Nachhaltigkeit eröffnet ein problemorientiertes Forschungsfeld, das nicht an disziplinären Fachgrenzen Halt macht. Als Querschnittsthema kann Nachhaltigkeit als Ausgangspunkt genommen werden, um disziplinübergreifenden Austausch anzuregen, beispielsweise in Form regelmäßiger hochschulinterner Kolloquien, interdisziplinärer Forschungskooperationen in Verbundprojekten oder fachübergreifenden nachhaltigkeitsorientierten Hochschulnetzwerken. In interdisziplinären Forschungssettings können disziplinspezifische Begriffsverständnisse und Perspektiven offengelegt und diskutiert werden. In der Folge lassen sich damit Gemeinsamkeiten, Unterschiede aber auch Synergiepotentiale zwischen Wissensbeständen ermitteln und disziplinspezifische Wissensstände zu einem umfassenderen gemeinsamen Nachhaltigkeitsverständnis zusammenführen. So lässt sich der eigene disziplinäre Wissenshorizont durch wechselseitiges Lernen erweitern und Nachhaltigkeitsfragen können durch die komplementäre Expertise verschiedener Disziplinen ganzheitlich beforscht werden.
--> Vernetzung (LINK innerhalb dieser Seite)
Praxis mit einbeziehen
Der Austausch oder die aktive Zusammenarbeit mit Akteur*innen aus Politik, Wirtschaft, Verwaltung und/ oder Zivilgesellschaft kann ebenfalls zu einer Nachhaltigkeitsorientierung in der Forschung beitragen. Im Kontakt mit gesellschaftlichen Akteuren können Nachhaltigkeitsprobleme identifiziert, konkretisiert und lösungsorientiert bearbeitet werden. Forschende und Praxisakteur*innen bringen ihr jeweiliges Wissen und ihre Perspektiven zusammen, um gemeinsam das Grundlagenwissen über bestehende Nachhaltigkeitsprobleme auszubauen, Visionen oder konkrete Lösungsansätze zu entwickeln und gegebenenfalls auch praktisch zu erproben. Praxisakteur*innen werden auf diese Weise an Entscheidungsprozessen und Lösungsentwicklungen für von ihnen real erlebte Nachhaltigkeitsprobleme beteiligt. In solchen transdisziplinären Forschungssettings können auch Studierende – als Akteur*innen an der Schnittstelle zwischen Wissenschaft und Praxis – miteinbezogen werden. Auf diese Weise werden drei Handlungsfelder von Hochschulen – Forschung, Lehre und Transfer – integriert.

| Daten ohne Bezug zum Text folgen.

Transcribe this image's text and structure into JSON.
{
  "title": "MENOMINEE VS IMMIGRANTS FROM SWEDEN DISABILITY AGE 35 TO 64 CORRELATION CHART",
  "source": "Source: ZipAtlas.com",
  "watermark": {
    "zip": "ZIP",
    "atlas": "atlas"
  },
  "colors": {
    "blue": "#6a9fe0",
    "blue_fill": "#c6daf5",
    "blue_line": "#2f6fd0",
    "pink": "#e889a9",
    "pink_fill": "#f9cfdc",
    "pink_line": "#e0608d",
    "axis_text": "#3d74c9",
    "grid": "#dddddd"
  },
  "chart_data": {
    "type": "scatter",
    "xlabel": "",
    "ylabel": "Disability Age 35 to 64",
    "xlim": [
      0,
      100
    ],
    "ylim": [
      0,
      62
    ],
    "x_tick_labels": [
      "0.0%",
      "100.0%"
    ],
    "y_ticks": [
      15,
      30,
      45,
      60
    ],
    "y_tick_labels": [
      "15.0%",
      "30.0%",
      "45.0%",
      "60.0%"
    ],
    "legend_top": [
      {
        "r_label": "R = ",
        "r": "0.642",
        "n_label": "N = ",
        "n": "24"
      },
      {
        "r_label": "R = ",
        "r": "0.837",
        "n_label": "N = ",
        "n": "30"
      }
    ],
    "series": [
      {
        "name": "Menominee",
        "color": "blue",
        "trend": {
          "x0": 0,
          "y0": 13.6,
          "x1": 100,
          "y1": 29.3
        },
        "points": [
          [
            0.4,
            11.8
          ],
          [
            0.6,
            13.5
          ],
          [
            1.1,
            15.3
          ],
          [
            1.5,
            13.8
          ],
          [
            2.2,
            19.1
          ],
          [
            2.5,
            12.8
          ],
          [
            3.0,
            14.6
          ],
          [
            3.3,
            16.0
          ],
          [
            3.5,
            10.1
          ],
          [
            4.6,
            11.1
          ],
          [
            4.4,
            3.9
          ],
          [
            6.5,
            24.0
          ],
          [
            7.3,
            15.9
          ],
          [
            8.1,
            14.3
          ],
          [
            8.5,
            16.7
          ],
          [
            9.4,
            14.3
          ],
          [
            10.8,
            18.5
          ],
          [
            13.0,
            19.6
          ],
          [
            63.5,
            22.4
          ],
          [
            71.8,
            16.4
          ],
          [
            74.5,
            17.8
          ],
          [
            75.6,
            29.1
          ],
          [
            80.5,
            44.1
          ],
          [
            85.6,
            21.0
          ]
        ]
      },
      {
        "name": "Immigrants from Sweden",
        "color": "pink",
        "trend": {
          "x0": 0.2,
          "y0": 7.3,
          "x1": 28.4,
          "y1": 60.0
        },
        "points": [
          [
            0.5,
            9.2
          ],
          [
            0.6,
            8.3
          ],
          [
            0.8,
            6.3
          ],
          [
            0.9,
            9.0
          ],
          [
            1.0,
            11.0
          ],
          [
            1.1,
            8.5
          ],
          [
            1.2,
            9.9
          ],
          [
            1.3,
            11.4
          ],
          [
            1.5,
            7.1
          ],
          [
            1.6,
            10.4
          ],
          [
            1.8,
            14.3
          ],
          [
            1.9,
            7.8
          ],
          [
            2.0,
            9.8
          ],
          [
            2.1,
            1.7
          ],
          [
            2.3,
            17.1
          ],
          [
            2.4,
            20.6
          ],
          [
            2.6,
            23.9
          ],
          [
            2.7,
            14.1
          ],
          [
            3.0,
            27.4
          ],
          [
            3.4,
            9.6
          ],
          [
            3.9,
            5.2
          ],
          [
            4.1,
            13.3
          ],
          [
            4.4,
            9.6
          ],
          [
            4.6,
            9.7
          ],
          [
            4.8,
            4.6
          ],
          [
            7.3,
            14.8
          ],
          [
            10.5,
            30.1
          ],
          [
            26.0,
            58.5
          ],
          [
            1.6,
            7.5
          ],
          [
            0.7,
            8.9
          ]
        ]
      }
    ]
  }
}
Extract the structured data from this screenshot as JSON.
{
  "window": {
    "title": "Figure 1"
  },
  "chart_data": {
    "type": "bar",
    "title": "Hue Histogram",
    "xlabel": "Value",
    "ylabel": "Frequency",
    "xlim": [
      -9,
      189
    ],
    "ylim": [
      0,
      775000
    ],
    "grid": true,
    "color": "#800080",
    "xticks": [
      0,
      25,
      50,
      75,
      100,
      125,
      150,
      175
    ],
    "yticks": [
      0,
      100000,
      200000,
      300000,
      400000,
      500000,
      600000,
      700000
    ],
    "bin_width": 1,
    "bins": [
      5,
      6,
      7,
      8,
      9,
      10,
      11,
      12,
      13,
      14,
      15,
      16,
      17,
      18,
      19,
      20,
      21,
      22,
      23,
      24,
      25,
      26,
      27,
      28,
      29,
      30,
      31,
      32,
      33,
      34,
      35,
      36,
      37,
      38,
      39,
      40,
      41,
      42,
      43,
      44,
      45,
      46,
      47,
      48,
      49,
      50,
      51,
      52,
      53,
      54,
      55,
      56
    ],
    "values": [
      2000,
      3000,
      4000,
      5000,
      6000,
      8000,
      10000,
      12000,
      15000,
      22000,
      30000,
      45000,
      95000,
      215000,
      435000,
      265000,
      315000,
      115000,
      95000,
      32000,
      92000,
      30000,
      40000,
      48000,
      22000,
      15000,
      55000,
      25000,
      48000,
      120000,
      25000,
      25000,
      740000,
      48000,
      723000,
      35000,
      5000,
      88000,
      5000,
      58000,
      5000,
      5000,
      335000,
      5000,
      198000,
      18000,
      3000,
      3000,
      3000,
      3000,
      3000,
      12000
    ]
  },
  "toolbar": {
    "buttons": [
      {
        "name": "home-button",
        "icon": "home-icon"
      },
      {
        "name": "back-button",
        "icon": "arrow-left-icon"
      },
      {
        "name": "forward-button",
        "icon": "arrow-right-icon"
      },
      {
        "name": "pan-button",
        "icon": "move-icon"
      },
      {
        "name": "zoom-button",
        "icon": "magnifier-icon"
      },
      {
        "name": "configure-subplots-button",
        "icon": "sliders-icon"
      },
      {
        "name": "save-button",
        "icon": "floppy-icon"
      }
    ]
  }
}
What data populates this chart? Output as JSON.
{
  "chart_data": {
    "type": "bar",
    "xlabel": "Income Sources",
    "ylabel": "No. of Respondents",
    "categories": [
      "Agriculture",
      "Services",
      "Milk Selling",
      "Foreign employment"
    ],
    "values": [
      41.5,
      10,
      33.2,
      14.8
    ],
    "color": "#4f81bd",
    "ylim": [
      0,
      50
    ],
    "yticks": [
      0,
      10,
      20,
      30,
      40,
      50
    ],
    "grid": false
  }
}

--> Praxisbeispiel 3 (LINK)
Verbreitung der Forschungsergebnisse
Praxisrelevante Forschungsergebnisse zu realen Nachhaltigkeitsproblemen sollten gezielt in der entsprechenden Wissenschaftscommunity und/oder der breiten Öffentlichkeit kommuniziert werden, um sowohl zum wissenschaftlichen Nachhaltigkeitsdiskurs als auch zur öffentlichen Debatte und letztlich einer Nachhaltigen Entwicklung beizutragen. Innerhalb des Felds nachhaltigkeitsorientierter Forschung steht eine umfassende Zahl wissenschaftlicher Zeitschriften zur Verfügung, in denen disziplinäre, inter- und transdisziplinäre Ergebnisse mit explizitem Nachhaltigkeitsbezug veröffentlicht werden können.
--> Fact Box 2 (LINK)
Bei der Verbreitung der Ergebnisse in die breite Öffentlichkeit gilt es u. a. auf Folgendes zu achten: an- gemessene Sprache, zielgruppengeeignete Darstellung, gezielte Ansprache relevanter Multiplikator*innen, Netzwerke und Schlüsselakteur*innen, strategische Verteilung der Ergebnisse über geeignete Kanäle und gegebenenfalls in verschiedenen Sprachen. Damit wird eine wesentliche Voraussetzung dafür geschaffen, dass Forschungsergebnisse in der breiten Gesellschaft beziehungsweise bei relevanten Praxisakteur*innen ankommen, bewusst wahrgenommen werden und konkrete praktische Anwendung finden. Auf diese Weise tritt die Hochschule als Ort nachhaltigkeitsbezogenen Wissens öffentlich in Erscheinung.